High Index Lenses For My Glasses?
What Are the Benefits of High Index Lenses For My Glasses and What Should I Choose?
High index lenses offer a better cosmetic look to your glasses and can be from 20% to 45% thinner depending on the index that you choose.
Nearsighted people (myopia) will require a divergent lens which is thinner in the middle and thicker at the edges. Farsighted people (hyperopia) will require a convergent lens which is thicker in the middle and thinner at the edges.
Choosing a thinner lens will generally reduce the thickness of the lenses and be far more comfortable to wear.

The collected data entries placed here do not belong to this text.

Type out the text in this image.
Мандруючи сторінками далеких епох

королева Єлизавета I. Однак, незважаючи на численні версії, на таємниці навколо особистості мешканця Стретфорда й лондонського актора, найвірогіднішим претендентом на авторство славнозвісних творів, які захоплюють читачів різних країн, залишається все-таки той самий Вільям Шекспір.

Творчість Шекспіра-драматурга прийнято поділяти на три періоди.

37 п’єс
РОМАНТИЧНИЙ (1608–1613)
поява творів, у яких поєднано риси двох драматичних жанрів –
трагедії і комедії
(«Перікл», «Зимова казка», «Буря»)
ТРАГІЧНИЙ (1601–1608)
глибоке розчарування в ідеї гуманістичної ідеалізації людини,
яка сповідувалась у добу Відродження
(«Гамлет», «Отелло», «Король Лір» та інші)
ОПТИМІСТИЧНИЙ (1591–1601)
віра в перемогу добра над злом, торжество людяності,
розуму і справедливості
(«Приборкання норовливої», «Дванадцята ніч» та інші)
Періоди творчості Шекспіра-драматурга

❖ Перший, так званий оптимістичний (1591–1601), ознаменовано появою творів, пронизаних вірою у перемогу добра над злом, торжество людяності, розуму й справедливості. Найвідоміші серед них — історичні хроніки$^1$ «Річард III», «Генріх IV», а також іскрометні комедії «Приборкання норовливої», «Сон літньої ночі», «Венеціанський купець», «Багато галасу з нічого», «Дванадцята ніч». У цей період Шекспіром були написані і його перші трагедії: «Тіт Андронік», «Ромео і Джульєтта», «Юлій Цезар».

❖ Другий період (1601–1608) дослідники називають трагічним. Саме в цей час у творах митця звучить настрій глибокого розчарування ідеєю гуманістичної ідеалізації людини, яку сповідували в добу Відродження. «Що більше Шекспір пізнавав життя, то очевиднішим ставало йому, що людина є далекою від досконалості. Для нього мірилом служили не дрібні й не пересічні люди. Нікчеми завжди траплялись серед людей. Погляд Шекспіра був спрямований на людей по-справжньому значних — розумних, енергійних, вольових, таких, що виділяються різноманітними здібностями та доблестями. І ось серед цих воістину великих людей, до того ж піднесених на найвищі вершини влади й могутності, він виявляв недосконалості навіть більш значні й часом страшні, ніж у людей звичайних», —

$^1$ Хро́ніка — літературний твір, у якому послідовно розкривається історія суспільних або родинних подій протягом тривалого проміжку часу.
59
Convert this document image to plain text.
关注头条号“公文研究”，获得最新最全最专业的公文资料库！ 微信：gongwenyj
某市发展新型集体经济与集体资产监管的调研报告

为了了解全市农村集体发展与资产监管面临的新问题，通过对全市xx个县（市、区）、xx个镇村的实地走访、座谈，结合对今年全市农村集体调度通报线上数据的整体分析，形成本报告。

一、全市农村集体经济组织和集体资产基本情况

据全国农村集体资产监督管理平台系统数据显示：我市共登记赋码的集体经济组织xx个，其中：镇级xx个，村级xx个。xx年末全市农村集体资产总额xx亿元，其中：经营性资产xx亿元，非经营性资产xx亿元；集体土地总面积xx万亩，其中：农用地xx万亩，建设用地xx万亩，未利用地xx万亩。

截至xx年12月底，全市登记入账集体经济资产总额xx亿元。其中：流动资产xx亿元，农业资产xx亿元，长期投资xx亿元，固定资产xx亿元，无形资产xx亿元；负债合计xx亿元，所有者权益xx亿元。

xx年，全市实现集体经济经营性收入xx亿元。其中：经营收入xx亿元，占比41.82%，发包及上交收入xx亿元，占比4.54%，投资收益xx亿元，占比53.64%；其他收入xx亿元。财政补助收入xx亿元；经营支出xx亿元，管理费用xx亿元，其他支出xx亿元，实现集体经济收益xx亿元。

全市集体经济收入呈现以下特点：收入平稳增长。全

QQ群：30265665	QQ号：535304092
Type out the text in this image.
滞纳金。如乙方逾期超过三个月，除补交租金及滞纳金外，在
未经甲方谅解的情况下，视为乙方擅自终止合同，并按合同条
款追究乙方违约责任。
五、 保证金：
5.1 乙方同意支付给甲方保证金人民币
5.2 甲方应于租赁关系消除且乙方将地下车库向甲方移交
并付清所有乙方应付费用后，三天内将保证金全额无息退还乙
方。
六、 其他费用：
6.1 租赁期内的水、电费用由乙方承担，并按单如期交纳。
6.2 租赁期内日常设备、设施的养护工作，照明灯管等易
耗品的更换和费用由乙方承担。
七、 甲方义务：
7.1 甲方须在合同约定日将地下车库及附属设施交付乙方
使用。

The index of the lens will indicate its refractive index and how refractive that lens is. You can select a 1.6 index, 1.67 index, and 1.74 index.
The higher the index the more the lens will bend or refract the light and is the ratio of the speed of light passing through the air compared to the speed of light passing through the lens.
A 1.60 index will give you approximately a 20% thinner lens, a 1.67 index will give you 30% thinner, and a 1.74 index gives a 45% thinner lens.
Standard plastic lenses will have an index of 1.5 and glasses about 1.52.
High index lenses will range from 1.6 to 1.74 (some specialist lenses will offer an index of up to 1.9 but these are rare and highly expensive).
There are other factors which will affect your lens thickness such as the overall lens diameter: the larger the lens the thicker it will be. And also your PD value and the type of frame chosen.
For best results, choose a small frame and if you have a higher power then a plastic frame will do a good job of hiding the lens thickness.
We would usually advise prescriptions over +2.5 to +5.00 should consider a 1.60 index or above.
Those with a prescription over +/-5.00 should consider a fully rimmed frame with a 1.74 index.
High index lenses will reflect more light than standard index lenses by about 50% so they should always have an anti-reflective coating applied which allows 99.5% of light to be transmitted through the lens and all the lenses at Glasses2You have this coating as standard.